Coconut Water, Milk, Cream, and Oil
Most people drink coconut water without thinking about the stage of life it comes from. But I think knowing where a food or ingredient comes from makes it taste that much more delicious.
Coconut Water
Young coconuts hold translucent water.
This is the early stage of the nut.
Hydrating, mineral rich, slightly sweet.
The plant’s living plasma.
Coconut Flesh
As the coconut matures, the water thickens into tender, jelly-like meat, then into firm white flesh.
This is where its culinary richness begins.
Coconut Milk
Made by blending grated mature coconut flesh with water, then straining.
Creamy, mildly sweet, aromatic.
Coconut Cream
The richer, thicker layer that rises when coconut milk rests.
Higher fat content.
Used for desserts, curries, and anything needing depth and silkiness.
Coconut Oil
Pressed from mature flesh.
A concentration of energy, sun, and flavor.

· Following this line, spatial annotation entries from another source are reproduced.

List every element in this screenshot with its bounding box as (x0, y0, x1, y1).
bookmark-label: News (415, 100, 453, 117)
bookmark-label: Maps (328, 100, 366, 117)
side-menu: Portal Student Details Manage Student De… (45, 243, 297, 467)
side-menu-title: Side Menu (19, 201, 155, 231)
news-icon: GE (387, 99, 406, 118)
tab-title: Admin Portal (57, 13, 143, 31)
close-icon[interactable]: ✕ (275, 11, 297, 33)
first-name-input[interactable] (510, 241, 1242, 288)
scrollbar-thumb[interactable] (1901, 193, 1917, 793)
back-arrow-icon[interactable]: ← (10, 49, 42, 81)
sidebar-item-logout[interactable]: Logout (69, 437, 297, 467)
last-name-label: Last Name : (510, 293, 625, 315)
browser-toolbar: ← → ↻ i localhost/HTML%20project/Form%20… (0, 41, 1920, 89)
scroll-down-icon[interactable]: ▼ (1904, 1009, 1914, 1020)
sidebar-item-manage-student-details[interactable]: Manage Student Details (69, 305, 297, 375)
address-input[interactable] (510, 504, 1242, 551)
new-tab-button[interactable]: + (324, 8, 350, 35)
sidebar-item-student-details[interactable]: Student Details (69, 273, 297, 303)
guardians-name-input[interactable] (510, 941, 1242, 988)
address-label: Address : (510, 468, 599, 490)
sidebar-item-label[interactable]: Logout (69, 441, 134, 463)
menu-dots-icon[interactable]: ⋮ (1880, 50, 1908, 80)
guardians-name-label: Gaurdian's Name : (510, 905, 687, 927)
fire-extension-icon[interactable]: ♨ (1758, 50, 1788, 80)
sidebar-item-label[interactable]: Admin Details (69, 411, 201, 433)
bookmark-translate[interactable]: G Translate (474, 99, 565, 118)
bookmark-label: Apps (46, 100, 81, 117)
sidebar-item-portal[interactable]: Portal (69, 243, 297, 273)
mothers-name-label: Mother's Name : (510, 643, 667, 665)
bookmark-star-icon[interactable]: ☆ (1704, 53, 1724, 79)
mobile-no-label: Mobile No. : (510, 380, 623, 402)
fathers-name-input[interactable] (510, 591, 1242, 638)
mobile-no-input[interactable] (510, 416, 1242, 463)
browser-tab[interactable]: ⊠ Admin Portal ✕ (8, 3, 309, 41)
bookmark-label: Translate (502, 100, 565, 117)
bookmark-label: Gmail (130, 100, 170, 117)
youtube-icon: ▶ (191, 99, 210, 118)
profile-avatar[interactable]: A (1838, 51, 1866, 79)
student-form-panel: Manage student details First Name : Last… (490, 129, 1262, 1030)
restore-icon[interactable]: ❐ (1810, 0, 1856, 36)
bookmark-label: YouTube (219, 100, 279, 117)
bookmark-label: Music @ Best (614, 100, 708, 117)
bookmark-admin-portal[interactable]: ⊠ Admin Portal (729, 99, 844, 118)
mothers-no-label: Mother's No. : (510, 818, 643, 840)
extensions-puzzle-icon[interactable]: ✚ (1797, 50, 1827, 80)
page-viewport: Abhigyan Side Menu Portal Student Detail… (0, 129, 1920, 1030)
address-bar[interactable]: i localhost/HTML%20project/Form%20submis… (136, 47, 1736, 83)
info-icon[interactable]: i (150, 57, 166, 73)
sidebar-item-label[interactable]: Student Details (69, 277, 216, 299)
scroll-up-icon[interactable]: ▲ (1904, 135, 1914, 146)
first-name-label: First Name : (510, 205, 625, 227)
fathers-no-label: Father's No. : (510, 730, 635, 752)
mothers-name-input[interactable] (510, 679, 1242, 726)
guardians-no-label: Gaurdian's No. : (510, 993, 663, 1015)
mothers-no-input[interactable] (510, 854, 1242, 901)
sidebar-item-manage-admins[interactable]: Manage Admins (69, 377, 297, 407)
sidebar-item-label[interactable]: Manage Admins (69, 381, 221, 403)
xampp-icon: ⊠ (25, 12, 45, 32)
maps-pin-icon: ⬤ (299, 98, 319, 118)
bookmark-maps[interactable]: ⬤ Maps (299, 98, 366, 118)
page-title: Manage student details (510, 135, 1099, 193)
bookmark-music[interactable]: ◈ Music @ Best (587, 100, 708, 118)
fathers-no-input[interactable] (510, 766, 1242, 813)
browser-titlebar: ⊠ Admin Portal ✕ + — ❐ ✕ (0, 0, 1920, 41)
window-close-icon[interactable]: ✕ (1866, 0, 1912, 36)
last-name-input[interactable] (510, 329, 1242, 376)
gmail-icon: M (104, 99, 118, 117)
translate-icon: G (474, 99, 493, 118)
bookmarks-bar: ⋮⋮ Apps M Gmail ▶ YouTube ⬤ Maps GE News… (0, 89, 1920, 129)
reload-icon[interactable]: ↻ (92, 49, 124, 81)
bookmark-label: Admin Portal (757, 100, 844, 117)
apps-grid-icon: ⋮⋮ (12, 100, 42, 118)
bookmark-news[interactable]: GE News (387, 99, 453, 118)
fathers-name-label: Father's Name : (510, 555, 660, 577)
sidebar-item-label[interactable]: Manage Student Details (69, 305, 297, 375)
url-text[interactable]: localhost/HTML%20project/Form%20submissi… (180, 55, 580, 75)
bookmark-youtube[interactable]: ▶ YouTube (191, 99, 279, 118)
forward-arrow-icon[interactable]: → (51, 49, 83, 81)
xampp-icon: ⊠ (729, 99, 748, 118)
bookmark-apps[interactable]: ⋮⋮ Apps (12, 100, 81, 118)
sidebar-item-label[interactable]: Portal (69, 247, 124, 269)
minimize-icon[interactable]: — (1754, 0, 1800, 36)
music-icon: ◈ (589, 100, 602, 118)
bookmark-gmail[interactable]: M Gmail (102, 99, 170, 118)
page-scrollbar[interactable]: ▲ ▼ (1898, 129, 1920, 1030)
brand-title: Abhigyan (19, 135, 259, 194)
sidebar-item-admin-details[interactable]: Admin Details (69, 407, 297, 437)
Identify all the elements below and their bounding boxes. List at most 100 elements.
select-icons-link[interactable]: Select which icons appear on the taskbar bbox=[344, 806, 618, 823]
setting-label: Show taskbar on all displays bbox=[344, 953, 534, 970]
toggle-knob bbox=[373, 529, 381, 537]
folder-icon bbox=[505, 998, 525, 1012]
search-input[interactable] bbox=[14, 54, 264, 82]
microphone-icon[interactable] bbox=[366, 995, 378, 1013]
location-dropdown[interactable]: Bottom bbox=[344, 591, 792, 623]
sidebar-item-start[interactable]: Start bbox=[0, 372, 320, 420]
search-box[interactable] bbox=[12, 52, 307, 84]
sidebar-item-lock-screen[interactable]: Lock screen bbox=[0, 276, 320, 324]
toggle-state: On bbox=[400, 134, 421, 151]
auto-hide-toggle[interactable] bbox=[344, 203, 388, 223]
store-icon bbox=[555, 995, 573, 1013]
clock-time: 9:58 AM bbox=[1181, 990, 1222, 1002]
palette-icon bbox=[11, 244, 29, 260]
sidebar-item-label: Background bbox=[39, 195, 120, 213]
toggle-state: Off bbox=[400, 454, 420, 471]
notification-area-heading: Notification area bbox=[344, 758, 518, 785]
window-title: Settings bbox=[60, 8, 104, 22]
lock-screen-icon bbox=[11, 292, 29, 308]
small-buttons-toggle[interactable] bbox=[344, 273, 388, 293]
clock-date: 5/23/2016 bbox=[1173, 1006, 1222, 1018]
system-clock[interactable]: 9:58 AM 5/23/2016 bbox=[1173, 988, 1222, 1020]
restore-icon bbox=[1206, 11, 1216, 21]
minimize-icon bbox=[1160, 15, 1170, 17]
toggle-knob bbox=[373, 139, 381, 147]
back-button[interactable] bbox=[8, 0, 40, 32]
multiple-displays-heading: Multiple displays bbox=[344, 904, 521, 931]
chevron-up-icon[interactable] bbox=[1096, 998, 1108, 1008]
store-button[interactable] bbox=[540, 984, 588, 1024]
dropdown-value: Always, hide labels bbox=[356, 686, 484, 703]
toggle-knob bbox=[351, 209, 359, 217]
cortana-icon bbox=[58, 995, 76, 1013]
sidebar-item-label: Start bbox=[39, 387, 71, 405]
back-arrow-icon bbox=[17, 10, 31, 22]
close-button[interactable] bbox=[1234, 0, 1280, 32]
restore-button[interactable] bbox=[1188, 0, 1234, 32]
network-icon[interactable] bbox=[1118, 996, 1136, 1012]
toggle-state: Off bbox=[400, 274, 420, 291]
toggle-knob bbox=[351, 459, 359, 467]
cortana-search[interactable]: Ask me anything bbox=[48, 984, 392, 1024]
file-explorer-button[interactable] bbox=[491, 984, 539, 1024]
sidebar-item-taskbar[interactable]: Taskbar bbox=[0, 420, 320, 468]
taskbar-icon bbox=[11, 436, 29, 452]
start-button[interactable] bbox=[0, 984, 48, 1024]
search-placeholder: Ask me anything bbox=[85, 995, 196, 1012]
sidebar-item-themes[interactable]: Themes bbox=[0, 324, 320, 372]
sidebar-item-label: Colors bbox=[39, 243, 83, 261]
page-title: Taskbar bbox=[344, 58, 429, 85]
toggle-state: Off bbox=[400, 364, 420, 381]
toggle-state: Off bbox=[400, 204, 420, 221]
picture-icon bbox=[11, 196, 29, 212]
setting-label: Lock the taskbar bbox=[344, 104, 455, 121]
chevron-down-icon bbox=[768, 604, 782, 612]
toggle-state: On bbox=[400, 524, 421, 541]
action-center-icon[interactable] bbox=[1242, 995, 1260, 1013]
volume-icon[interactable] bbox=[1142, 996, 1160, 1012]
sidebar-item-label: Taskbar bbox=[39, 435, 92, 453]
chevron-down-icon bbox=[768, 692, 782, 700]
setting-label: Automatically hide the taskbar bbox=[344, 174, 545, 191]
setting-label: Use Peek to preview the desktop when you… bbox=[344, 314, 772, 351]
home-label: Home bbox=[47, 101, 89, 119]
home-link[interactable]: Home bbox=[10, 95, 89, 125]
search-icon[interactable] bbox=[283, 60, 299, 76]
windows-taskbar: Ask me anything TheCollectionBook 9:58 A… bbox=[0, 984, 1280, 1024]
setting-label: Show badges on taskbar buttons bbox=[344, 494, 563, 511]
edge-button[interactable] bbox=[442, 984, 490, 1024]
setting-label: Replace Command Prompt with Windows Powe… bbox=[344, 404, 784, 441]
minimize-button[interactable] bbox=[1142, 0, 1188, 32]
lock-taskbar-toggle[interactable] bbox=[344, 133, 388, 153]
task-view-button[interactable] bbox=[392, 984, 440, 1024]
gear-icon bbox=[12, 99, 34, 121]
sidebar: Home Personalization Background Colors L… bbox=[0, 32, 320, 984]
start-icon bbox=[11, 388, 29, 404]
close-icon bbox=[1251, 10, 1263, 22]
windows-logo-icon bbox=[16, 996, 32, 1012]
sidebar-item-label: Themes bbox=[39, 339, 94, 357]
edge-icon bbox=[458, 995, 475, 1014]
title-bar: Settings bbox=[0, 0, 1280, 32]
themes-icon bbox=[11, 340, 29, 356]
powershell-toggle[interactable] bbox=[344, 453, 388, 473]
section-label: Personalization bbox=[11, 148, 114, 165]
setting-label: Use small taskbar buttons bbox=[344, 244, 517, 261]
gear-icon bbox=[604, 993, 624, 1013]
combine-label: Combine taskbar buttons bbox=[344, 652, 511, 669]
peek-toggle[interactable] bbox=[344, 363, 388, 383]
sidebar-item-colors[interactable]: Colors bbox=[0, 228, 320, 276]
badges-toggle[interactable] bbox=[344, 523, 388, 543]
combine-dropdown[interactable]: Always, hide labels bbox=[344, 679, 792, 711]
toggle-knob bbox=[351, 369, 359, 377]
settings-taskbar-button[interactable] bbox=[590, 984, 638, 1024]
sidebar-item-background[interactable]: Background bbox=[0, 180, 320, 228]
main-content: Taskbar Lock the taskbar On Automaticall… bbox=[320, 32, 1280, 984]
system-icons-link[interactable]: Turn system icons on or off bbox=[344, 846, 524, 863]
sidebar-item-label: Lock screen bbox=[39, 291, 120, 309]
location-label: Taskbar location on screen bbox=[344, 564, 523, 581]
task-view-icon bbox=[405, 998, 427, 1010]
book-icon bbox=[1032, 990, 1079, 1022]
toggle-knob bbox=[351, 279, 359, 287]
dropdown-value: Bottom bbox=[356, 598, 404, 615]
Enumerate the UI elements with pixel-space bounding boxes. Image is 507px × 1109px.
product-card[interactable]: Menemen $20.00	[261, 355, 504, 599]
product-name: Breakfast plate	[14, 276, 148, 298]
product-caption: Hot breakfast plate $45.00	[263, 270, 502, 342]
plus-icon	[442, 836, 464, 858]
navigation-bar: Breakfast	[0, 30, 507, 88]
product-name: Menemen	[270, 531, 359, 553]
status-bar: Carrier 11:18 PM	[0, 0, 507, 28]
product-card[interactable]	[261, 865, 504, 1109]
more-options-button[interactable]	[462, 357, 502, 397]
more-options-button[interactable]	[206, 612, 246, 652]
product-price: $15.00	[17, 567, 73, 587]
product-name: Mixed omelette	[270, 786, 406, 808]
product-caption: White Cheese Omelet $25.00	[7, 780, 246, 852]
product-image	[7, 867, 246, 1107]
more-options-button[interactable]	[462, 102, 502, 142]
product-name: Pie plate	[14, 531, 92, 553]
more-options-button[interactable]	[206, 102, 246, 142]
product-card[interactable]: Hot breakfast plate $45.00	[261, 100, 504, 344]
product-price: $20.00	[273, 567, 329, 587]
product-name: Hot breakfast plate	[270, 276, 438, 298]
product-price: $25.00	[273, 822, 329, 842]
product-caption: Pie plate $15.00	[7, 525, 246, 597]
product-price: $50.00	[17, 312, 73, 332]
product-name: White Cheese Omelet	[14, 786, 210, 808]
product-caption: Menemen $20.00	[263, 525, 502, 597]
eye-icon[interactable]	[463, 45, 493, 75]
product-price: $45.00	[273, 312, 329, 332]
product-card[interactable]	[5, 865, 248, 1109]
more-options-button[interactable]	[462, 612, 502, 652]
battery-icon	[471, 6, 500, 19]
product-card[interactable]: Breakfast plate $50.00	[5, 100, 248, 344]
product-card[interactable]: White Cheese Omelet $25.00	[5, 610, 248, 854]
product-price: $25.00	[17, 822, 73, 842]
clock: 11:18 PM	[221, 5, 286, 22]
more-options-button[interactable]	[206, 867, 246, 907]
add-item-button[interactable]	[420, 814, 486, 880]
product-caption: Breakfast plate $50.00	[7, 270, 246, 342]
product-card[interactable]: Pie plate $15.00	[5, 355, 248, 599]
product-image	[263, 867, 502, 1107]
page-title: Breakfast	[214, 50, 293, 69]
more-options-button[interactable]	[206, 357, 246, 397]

Stable at high heat because it evolved under high heat.
As you can see above, each form of the coconut reflects a different ecological stage of the same fruit. Youth gives water. Adulthood gives milk, cream, and oil.
Here I drank the fresh coconut and scraped the soft pulp inside. Fresh pulp is alive in a way industrial coconut cannot replicate. It has the iki, a life-force. It nourishes yet clears, and is thus something of an integrated system. It This is exactly the kind of ingredient that does well in PerillaCove.